Le pape François aime la figure géométrique du polyèdre et l’utilise souvent pour décrire la réalité. On pourrait dire, en faisant une comparaison, qu’il s’agit d’une papauté à multiples facettes car il est difficile de voir tous ses visages et ses facettes.

Dans ce qui a longtemps semblé être la dernière lueur du pontificat ou du moins une période où le Pape lui-même a perdu sa force motrice, l’approche pragmatique risque de créer une papauté à deux vitesses : une papauté attentive à l’opinion publique et une papauté qui au contraire, précisément à cause de ce pragmatisme, s’isole et laisse un Pape seul aux commandes, et donc exposé à ses propres erreurs.

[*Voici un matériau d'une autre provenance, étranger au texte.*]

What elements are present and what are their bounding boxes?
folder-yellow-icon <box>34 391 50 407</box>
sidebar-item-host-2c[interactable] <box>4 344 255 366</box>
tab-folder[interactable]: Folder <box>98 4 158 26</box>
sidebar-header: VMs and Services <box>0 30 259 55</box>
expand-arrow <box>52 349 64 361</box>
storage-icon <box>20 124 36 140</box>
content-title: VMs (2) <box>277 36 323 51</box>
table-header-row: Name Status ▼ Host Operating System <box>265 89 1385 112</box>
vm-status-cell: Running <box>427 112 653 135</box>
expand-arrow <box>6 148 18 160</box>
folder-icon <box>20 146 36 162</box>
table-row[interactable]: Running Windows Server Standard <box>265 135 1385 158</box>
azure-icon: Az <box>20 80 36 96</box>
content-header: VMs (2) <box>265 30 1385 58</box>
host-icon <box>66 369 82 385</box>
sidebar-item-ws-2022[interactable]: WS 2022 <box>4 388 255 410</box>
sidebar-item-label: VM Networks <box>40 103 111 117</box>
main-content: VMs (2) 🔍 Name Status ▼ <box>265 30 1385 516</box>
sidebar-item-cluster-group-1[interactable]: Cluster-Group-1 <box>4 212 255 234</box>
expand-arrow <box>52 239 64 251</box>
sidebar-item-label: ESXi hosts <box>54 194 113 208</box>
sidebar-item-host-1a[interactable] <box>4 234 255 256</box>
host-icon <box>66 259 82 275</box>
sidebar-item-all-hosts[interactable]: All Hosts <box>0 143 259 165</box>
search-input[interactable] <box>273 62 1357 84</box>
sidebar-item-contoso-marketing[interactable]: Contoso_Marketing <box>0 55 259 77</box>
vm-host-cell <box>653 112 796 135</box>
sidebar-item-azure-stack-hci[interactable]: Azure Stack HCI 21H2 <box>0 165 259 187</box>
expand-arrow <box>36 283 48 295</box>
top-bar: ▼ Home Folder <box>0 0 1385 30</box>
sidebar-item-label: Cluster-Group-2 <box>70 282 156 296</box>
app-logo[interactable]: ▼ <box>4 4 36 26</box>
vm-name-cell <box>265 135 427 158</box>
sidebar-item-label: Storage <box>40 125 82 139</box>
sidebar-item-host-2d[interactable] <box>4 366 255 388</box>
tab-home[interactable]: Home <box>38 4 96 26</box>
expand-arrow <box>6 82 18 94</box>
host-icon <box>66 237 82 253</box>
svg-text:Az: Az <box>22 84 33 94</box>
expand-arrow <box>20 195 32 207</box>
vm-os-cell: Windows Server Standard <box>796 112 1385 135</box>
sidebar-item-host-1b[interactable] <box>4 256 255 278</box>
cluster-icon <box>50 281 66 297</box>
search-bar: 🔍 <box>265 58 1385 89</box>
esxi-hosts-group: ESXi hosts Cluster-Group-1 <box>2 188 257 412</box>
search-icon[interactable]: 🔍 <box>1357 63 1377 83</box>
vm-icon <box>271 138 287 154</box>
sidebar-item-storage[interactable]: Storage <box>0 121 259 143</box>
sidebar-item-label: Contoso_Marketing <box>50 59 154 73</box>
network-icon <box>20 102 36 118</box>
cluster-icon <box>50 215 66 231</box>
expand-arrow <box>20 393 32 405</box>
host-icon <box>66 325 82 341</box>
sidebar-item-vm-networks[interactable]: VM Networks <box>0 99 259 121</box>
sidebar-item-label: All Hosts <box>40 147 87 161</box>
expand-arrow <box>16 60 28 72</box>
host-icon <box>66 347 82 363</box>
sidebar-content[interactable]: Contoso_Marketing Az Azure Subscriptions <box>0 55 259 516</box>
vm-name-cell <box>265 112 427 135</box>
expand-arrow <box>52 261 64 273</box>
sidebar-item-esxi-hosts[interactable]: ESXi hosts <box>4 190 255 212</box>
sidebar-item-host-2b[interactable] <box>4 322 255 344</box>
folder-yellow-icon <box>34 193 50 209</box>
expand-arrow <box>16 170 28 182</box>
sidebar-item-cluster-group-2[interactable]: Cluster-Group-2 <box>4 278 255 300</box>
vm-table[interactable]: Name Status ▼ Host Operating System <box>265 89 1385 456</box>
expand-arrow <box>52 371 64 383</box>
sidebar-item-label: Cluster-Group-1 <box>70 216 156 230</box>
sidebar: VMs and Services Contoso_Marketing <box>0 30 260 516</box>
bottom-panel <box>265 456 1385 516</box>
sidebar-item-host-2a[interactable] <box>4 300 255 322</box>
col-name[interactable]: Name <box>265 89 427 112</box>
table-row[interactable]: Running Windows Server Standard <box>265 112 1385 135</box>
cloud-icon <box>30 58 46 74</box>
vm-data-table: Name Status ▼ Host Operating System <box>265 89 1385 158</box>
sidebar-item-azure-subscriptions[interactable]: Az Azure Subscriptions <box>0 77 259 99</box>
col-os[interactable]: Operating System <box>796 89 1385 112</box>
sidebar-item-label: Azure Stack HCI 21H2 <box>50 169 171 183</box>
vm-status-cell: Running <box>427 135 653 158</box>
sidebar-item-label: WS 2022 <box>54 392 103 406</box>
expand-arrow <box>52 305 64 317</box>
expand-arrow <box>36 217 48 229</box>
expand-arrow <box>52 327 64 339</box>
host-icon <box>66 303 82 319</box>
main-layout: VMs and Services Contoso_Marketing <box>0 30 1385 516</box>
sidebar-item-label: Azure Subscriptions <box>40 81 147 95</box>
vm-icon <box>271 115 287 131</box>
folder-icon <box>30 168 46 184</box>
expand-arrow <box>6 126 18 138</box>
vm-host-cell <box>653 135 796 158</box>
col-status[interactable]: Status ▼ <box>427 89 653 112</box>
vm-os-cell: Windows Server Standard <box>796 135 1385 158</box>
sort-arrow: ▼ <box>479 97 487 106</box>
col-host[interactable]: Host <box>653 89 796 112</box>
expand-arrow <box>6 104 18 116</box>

C’est une question importante à définir pour l’avenir, d’autant plus que le pape François a changé le préfet de l’Économie et doit trouver des remplaçants pour les chefs d’au moins quatre autres dicastères de la Curie.

C’est à ce moment que le pontificat pourra être évalué. S’agit-il d’un pontificat pratique, qui a changé parce qu’il fallait changer, mais sans véritable idée de fond ? S’agit-il d’un pontificat qui a repris les provocations du monde sans avoir le courage de les contester ? Ou sera-t-il plutôt un pontificat qui, dans sa volonté de changement, n’aura fait que rester le même ?

Ce sont des questions qui restent ouvertes alors qu’un cercle semble se refermer : au début du pontificat, il y avait des commissions, maintenant il y a des inspections ; au début du pontificat, il y avait des idées pour abolir l’IOR, maintenant, il y a des procès pour des questions financières. Mais dans les deux cas, il y a plus de questions que de réponses.

Tout changer pour que rien ne change, dit-on dans Le Guépard. Serait-ce cela, l’idée pragmatique du pape François ? Peut-être. Mais ce n’est pas l’Église qui n’a pas changé, mais plutôt le pontificat, qui continue à se répéter. C’est aussi une question à débattre.